After testing out the model, my resulting RMSE of this baseline model is 0.4899. It means the difference my predicted average rating and the actual average rating of a recipe is typically 0.4899. It seems that my model can be fairly accurate, but this can also face problem of overfitting, and 0.4899 can be considered a quite large distance. Therefore, I believe that there is room for improvement, with more data points and features.

Final Model

For my final model, I decided to add two more features: 'steps_per_ingredient' and 'time_per_step' using FunctionTransformer. 'steps_per_ingredient' can be calculated by dividing 'steps' by 'n_ingredients'. I chose this feature as it helps capture the complexity of the process related to a recipe, therefore reflecting general trends of the recipes better.
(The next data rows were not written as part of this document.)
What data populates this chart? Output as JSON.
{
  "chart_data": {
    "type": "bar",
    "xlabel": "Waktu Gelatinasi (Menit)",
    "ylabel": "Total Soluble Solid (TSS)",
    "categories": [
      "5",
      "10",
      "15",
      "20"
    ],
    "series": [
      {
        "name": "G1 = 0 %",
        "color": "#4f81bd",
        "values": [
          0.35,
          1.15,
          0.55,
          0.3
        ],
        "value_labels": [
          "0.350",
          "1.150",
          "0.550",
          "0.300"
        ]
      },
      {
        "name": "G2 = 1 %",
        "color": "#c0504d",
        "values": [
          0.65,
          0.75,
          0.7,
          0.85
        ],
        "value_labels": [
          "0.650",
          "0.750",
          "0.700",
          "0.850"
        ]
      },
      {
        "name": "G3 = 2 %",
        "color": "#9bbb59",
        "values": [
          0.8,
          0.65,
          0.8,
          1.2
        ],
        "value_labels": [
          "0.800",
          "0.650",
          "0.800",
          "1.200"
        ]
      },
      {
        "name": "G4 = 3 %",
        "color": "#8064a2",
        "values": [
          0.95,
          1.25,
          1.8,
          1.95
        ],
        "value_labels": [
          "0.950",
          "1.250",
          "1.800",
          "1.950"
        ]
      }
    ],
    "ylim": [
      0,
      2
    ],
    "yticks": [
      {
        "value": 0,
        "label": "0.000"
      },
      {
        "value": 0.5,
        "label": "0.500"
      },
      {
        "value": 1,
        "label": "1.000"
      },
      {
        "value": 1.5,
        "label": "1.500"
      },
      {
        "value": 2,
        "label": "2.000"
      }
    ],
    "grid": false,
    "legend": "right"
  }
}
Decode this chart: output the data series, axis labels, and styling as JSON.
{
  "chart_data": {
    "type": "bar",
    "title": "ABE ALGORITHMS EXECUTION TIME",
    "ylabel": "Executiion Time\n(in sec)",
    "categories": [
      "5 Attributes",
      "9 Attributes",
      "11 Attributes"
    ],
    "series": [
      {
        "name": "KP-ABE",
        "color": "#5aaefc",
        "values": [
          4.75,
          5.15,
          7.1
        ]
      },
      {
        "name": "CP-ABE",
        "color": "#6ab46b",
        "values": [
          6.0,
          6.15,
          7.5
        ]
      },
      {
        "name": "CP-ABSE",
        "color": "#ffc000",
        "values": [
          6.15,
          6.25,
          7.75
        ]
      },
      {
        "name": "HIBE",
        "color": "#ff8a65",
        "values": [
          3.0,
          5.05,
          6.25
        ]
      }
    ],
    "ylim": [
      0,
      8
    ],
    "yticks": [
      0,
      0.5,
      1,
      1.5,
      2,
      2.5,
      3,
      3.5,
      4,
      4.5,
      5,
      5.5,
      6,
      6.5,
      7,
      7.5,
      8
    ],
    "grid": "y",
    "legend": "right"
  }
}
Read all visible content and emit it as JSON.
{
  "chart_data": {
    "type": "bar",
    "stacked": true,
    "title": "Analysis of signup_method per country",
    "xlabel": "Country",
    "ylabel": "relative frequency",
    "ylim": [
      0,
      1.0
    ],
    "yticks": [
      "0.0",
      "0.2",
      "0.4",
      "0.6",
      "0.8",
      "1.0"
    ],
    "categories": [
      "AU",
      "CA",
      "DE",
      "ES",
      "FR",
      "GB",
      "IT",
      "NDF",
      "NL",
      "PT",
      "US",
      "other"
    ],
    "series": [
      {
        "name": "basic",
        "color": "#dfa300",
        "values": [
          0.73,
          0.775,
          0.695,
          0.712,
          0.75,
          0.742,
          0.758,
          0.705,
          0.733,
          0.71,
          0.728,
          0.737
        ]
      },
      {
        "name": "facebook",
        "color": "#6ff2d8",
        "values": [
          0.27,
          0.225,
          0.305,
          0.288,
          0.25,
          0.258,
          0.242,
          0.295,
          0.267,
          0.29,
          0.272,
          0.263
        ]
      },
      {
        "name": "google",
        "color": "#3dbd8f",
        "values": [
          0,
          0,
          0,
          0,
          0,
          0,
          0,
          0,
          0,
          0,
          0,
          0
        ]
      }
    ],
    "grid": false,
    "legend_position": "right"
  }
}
For instance, a recipe with 20 steps for 2 ingredients can be considered as more complex than a recipe with 20 steps for 20 ingredients. We can get 'time_per_step' by dividing 'minutes' by 'steps' to get an approximation of average minutes spent on a step. Short time may suggest a quick and simple process, while longer time could indicate a more intensive prep.

I also changed my modelling algorithm to RandomForestRegressor, because I find it better at capturing non-linear relationship between my features, and it is less likely to be affected by outliers in the dataset. The hyperparameters that performed that best were max_depth and n_estimators. The best resulting combination of the two hyperparameters are None for max_depth and 100 for n_estimators.

My metric RMSE is now 0.465, which is a 0.0249 decrease in my metric. I can say that the model was improved based on the decrease of RMSE in the performance of the final model.

Fairness Analysis

I decided to used simple and complex recipes, with the same condition as mentioned in data cleaning section, for my fairness analysis. I will perform a permutation test by shuffling the simple labels for 1000 times to collect 1000 samples.

Null Hypothesis: The model is fair. Its RMSE for simple recipes and complex recipes is roughly the same.

Alternative Hypothesis: The model is unfair. Its RMSE for complex recipes is higher than its RMSE for simple recipes.

Test Statistic: Difference in RMSE between simple recipes and complex recipes.

Significance Level: 0.05

Below is the empirical distribution after performing the permutation test:

After performing the permutation test, the p-value I received was 0.02. Since it was smaller than 0.05, we reject the null hypothesis, meaning that our model was not fair enough, and RMSE for complex recipes tends to be higher than RMSE for simple recipes.